Is there any way I can retain the original type for these values?
Perl code snipper that does the insert -
use MongoDB;
use MongoDB::OID;
use JSON;
use JSON::XS
while(my $record = <$source_file>) {
my $record_decoded = decode_json($record);
$db_collection->insert($record_decoded);
}
Perl version used v5.18.2.
I looked up JSON::XS docs but couldn't find a way to do this. Any help is appreciated. Thanks in advance!
I am very new to perl. Sorry if this is a trivial question.
I am providing the custom _id for the documents, which I want to get converted to NumberLong type. That is working as expected as you can see from the JSON above. But notice how other non-string values for show_image, publish_date and data_version got converted to it's object representation.
From your example all of the data types are actually matching aside from the boolean value for show_image which is currently being converted to binary data.
It is expected that numeric types are displayed as NumberLong or NumberInt when queried from the mongo shell. The mongo shell uses JavaScript, which only has a single numeric type of Number (64-bit floating point). Shell helpers like NumberLong() and NumberInt() are used to represent values in MongoDB's BSON data types that do not have a native JavaScript equivalent.
Referring to my sample JSON, I want value of show_image to be inserted as false instead of BinData(0,"MA==") and publish_date to be inserted as 1136091600 instead of NumberLong(1136091600)
While it's OK to insert publish_date as a Unixtime if that suits your use case, you may find it more useful to use MongoDB's Date type instead. There are convenience methods for querying dates including Date Aggregation Operators. FYI, date fields will be displayed in the mongo shell with an ISODate() wrapper.
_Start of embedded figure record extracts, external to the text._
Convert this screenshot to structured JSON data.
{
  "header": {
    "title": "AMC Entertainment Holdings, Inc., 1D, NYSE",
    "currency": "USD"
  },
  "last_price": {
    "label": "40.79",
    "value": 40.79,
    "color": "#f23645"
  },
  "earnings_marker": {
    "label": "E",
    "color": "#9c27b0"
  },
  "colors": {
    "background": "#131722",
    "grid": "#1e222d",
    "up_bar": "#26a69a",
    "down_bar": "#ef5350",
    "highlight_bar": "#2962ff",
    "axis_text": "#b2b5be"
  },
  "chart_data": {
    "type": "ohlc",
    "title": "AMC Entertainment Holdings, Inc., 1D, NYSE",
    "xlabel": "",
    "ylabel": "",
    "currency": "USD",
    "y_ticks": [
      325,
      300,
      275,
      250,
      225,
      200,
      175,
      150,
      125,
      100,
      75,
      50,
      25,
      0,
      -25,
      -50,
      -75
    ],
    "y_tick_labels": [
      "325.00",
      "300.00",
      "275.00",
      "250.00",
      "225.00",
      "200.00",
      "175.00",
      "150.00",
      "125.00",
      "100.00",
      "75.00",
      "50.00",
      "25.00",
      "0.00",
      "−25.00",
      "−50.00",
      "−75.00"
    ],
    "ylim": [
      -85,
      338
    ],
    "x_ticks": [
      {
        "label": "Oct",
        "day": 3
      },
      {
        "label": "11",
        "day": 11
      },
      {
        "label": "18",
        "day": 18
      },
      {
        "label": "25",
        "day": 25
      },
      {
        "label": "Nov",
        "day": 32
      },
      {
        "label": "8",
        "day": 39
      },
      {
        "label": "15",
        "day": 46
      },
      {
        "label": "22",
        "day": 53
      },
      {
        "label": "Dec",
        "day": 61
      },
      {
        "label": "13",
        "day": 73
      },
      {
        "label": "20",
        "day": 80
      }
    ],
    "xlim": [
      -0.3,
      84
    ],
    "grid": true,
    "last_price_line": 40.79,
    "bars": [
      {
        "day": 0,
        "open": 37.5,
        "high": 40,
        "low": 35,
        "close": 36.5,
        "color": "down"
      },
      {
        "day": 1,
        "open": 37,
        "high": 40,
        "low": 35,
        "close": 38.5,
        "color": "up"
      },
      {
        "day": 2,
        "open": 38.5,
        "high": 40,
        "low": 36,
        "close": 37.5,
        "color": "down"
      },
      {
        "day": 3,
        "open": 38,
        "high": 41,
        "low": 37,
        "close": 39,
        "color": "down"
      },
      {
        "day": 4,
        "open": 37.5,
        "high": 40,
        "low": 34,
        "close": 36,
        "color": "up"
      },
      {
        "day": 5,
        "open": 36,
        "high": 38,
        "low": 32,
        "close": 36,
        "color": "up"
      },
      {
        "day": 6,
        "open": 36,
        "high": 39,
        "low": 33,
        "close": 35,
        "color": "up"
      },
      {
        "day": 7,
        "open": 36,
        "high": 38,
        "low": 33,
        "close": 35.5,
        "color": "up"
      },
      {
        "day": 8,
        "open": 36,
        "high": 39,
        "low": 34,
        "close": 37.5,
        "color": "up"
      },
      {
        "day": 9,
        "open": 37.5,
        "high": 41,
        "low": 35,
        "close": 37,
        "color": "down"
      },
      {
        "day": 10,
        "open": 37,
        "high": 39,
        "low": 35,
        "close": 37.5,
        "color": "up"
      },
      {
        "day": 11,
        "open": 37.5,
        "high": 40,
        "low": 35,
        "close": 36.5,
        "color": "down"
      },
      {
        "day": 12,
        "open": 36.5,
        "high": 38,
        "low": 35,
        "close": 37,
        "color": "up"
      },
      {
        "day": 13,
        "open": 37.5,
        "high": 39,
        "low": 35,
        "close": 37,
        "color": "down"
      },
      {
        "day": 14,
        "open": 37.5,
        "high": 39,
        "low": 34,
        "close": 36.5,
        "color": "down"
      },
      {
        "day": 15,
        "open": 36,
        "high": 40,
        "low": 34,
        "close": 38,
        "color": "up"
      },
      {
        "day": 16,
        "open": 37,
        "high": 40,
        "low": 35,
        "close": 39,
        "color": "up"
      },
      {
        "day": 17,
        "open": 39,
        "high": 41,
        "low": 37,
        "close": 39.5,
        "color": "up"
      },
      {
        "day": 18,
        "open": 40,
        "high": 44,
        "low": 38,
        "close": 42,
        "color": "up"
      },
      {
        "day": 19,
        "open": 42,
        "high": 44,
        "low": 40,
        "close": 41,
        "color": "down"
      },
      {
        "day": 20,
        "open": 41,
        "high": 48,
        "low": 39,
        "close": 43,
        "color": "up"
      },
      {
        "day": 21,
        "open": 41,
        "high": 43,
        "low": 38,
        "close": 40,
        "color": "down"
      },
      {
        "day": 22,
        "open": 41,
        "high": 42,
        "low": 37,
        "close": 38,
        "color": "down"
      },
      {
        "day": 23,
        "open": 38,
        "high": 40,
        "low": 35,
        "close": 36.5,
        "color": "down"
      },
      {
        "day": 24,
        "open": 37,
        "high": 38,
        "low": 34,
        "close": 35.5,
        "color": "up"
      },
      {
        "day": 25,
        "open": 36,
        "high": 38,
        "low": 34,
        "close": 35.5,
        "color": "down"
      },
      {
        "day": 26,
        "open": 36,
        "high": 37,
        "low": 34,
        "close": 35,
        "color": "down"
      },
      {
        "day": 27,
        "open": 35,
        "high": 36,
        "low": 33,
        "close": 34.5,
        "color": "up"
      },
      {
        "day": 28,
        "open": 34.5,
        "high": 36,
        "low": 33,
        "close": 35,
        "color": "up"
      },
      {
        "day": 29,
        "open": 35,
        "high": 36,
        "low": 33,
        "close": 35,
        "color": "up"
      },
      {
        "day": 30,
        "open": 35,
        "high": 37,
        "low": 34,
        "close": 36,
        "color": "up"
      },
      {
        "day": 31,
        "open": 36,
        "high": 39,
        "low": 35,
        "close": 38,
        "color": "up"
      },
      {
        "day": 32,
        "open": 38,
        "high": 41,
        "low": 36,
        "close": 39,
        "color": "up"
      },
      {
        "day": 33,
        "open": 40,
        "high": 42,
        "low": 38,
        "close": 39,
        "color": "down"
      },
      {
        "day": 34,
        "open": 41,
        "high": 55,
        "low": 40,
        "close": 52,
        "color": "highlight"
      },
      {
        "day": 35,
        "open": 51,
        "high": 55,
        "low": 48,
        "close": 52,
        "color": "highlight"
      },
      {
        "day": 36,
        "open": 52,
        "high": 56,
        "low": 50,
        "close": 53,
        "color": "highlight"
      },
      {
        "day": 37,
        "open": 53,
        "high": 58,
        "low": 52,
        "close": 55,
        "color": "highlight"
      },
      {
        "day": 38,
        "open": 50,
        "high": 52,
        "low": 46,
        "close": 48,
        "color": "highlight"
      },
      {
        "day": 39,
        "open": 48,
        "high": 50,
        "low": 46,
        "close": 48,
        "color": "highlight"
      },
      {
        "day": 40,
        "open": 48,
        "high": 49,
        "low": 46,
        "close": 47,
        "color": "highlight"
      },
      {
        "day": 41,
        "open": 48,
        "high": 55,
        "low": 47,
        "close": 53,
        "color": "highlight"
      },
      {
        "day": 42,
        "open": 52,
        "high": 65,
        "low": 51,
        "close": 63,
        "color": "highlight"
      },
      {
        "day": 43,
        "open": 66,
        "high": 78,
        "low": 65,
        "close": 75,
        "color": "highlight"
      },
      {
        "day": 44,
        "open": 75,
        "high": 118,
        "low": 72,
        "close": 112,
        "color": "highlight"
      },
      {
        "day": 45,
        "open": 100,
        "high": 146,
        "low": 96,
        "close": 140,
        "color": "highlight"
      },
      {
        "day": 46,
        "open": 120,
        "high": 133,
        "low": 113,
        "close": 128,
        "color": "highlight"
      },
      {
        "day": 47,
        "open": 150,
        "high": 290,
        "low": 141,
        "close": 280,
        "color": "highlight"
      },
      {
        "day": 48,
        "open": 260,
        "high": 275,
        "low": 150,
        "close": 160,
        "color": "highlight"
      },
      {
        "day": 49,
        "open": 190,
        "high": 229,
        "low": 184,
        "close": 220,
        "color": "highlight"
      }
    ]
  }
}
The boolean value for show_image definitely needs an assist, though.
If you use Data::Dumper to inspect the result from decode_json(), you will see that the show_image field is a blessed object:
'show_image' => bless( do{\(my $o = 0)}, 'JSON::PP::Boolean' )
In order to get the expected boolean value in MongoDB, the recommended approach in the MongoDB module docs is to use the boolean module (see: MongoDB::DataTypes).
I couldn't find an obvious built-in option for JSON or JSON::XS to support serialising booleans to something other than the JSON emulated boolean class, but one solution would be to use the Data::Clean::Base module which is part of the Data::Clean::JSON distribution.
Sample snippet (excluding the MongoDB set up):
use Data::Clean::Base;
use boolean;
my $cleanser = Data::Clean::Base->new(
'JSON::XS::Boolean' => ['call_func', 'boolean::boolean'],
'JSON::PP::Boolean' => ['call_func', 'boolean::boolean']
);
while (my $record = <$source_file>) {
my $record_decoded = decode_json($record);
$cleanser->clean_in_place($record_decoded);
$db_collection->insert($record_decoded);
}
Sample record as saved in MongoDB 3.0.2:
{
"_id": NumberLong("2006010100000801089"),
"event": "publish",
"data_version": NumberLong("1"),
"show_image": false,
"publish_date": NumberLong("1136091600")
}
JSON data contains only (double-precision) numbers, strings, and the special values true, false, and null. They can be arranged in arrays or "objects" (hashes).
The MongoDB engine is converting these basic types into something more complex, but the original values are available in the hash referred to by $record_decoded, like so
$record_decoded->{_id}
$record_decoded->{show_image}
$record_decoded->{event}
$record_decoded->{publish_date}
$record_decoded->{data_version}
Is that what you wanted?
The object serialization documentation (particularly allow_tags) in JSON::XS may do something like what you want. Note, though, that this is not a standard JSON feature and will only work with JSON::XS.